Rod, you need to do what is right for you ... not for anyone else. I sent you an email this morning ... not sure if you got it.

I did not see an email. I will look again and send you one if that is ok.

ArtGurl's photo
Sat 07/13/13 03:44 PM
Edited by ArtGurl on Sat 07/13/13 03:58 PM



Some of you are starting to disgust me. But I ask myself why am I surprised.



I love it actually...that whole judge not lest he be judged kinda vibe going on in here. I should have brought popcorn. Very 2013! laugh

I don't actually see anyone really condoning rampant sex with anything moving ... although if that is your thing ... fly at it.

Most people are talking about a relationship with someone ... not necessarily marriage and not necessarily leading to marriage but a relationship that can be every bit as committed.

Some days I just look around and let the circus music play in my head...life's greatest hits!



I am still kinda new here. I don't know the ways of Mingle or the people that are here yet. I expected a cross section like what I see outside of the computer. I am not disappointed. I expected to find some that would be of the same mind as you lilredhollyhood and I expected to find others that would be all the way on the other side.

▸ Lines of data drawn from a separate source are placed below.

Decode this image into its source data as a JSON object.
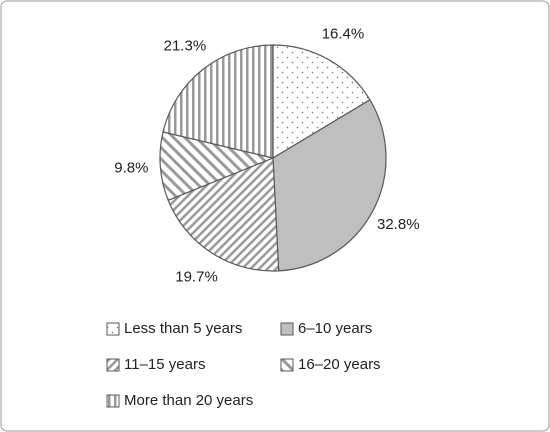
{
  "chart_data": {
    "type": "pie",
    "categories": [
      "Less than 5 years",
      "6–10 years",
      "11–15 years",
      "16–20 years",
      "More than 20 years"
    ],
    "values": [
      16.4,
      32.8,
      19.7,
      9.8,
      21.3
    ],
    "value_labels": [
      "16.4%",
      "32.8%",
      "19.7%",
      "9.8%",
      "21.3%"
    ],
    "patterns": [
      "dots",
      "solid",
      "diagonal-up",
      "diagonal-down",
      "vertical"
    ],
    "color": "#bfbfbf"
  }
}
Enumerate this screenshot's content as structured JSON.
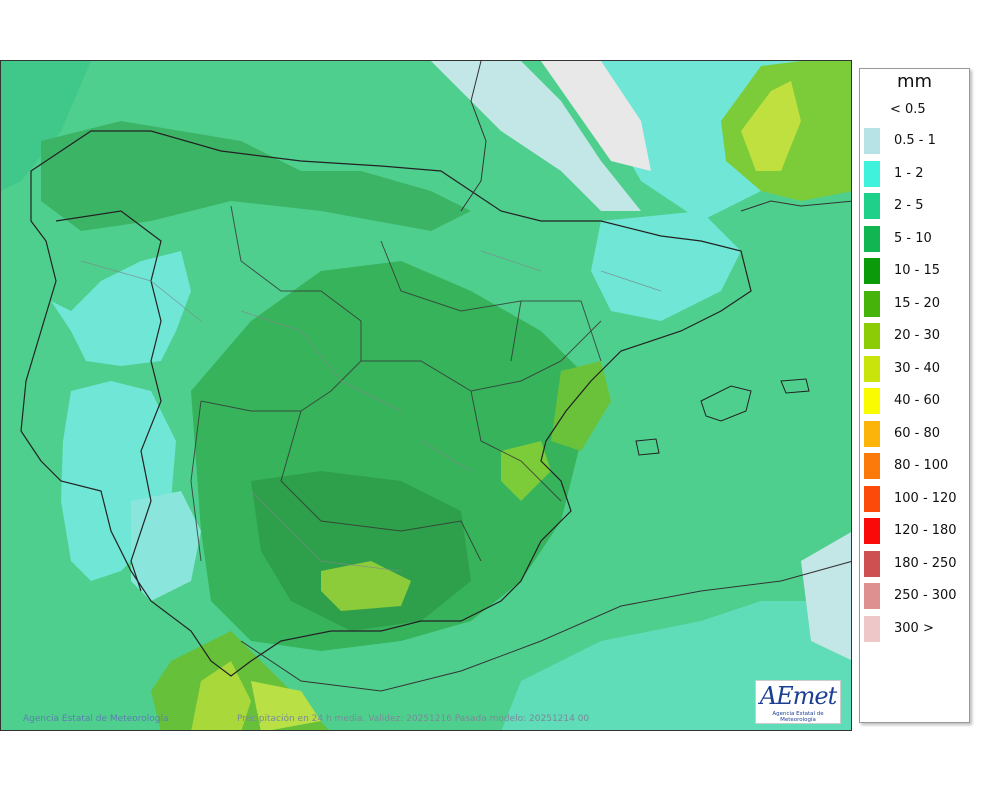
{
  "map": {
    "credit": "Agencia Estatal de Meteorología",
    "model_info": "Precipitación en 24 h media. Validez: 20251216 Pasada modelo: 20251214 00",
    "logo_text": "AEmet",
    "logo_subtitle": "Agencia Estatal de Meteorología",
    "background_color": "#4fcf8e"
  },
  "legend": {
    "title": "mm",
    "lowest_label": "< 0.5",
    "items": [
      {
        "label": "0.5 - 1",
        "color": "#b7e3e6"
      },
      {
        "label": "1 - 2",
        "color": "#3ff2dc"
      },
      {
        "label": "2 - 5",
        "color": "#1fd08a"
      },
      {
        "label": "5 - 10",
        "color": "#11b652"
      },
      {
        "label": "10 - 15",
        "color": "#0a9a0a"
      },
      {
        "label": "15 - 20",
        "color": "#45b30a"
      },
      {
        "label": "20 - 30",
        "color": "#8ccc06"
      },
      {
        "label": "30 - 40",
        "color": "#c9e40a"
      },
      {
        "label": "40 - 60",
        "color": "#fafa00"
      },
      {
        "label": "60 - 80",
        "color": "#fcb40a"
      },
      {
        "label": "80 - 100",
        "color": "#fb7a0a"
      },
      {
        "label": "100 - 120",
        "color": "#fb4a0a"
      },
      {
        "label": "120 - 180",
        "color": "#fb0a0a"
      },
      {
        "label": "180 - 250",
        "color": "#cf5050"
      },
      {
        "label": "250 - 300",
        "color": "#de9090"
      },
      {
        "label": "300 >",
        "color": "#eec8c8"
      }
    ]
  }
}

I don't really have any arguments yet that are stronger than the one that have been in my head already.

The only thing I can suggest is to think if it were your Mom and Dad or brother/sister and their spouse. The physical cost of taking care of someone over a long period of time in tremendous. And sometimes the care taker does not make it out either and in fact may go first. Do you just shrug your shoulders and say well that is the way it should be.


Rod, you need to do what is right for you ... not for anyone else. I sent you an email this morning ... not sure if you got it.

I did not see an email. I will look again and send you one if that is ok.


Of course it is okay!

I sent it again in response to your email. Let me know if you didn't get that one either.